Marcos Espínola: Garantias e direitos na segurança pública

Em relação aos policiais militares e demais agentes de segurança, as garantias e direitos devem ser respeitados; porém, isso não vem acontecendo

Por O Dia

Rio - Em meio à crise nacional, os estados estão a ponto de implodir. O Rio de Janeiro desponta como uma das piores situações. Principalmente no âmbito financeiro: em cada setor, incluindo os mais essenciais, como Educação, Saúde e segurança, a escassez de recursos tem feito com que o caos se instaure. Em relação aos policiais militares e demais agentes de segurança, as garantias e direitos devem ser respeitados; porém, isso não vem acontecendo.

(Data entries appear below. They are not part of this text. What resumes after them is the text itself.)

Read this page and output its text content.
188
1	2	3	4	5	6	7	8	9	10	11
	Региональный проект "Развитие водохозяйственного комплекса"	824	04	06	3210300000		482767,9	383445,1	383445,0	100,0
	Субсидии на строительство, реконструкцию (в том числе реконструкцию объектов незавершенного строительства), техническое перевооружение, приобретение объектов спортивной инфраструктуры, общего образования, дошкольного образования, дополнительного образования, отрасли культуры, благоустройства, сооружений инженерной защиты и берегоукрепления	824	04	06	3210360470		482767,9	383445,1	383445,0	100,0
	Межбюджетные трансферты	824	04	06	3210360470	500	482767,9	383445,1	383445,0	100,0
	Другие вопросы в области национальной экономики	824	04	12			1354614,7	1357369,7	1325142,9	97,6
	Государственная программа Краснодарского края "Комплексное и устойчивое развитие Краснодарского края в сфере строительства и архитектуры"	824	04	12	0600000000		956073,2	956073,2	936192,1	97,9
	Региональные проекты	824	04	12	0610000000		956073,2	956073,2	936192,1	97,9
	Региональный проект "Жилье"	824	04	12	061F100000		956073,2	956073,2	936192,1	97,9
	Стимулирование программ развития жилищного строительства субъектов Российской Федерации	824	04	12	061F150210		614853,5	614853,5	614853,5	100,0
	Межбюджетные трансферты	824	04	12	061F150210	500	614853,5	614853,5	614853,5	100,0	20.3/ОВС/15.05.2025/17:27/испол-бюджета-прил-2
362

Certamente, todas as profissões devem ter os seus direitos preservados, independentemente da área de atuação. Mas, num universo de violência urbana como o que vivemos, comparado ao de muitos países em guerra no que diz respeito a mortes, agentes de segurança, responsáveis pela manutenção da ordem pública, precisam ter os seus direitos garantidos. Mas isso só tem acontecido via Judiciário, ou seja, somente pela Justiça é que conseguem receber benefícios.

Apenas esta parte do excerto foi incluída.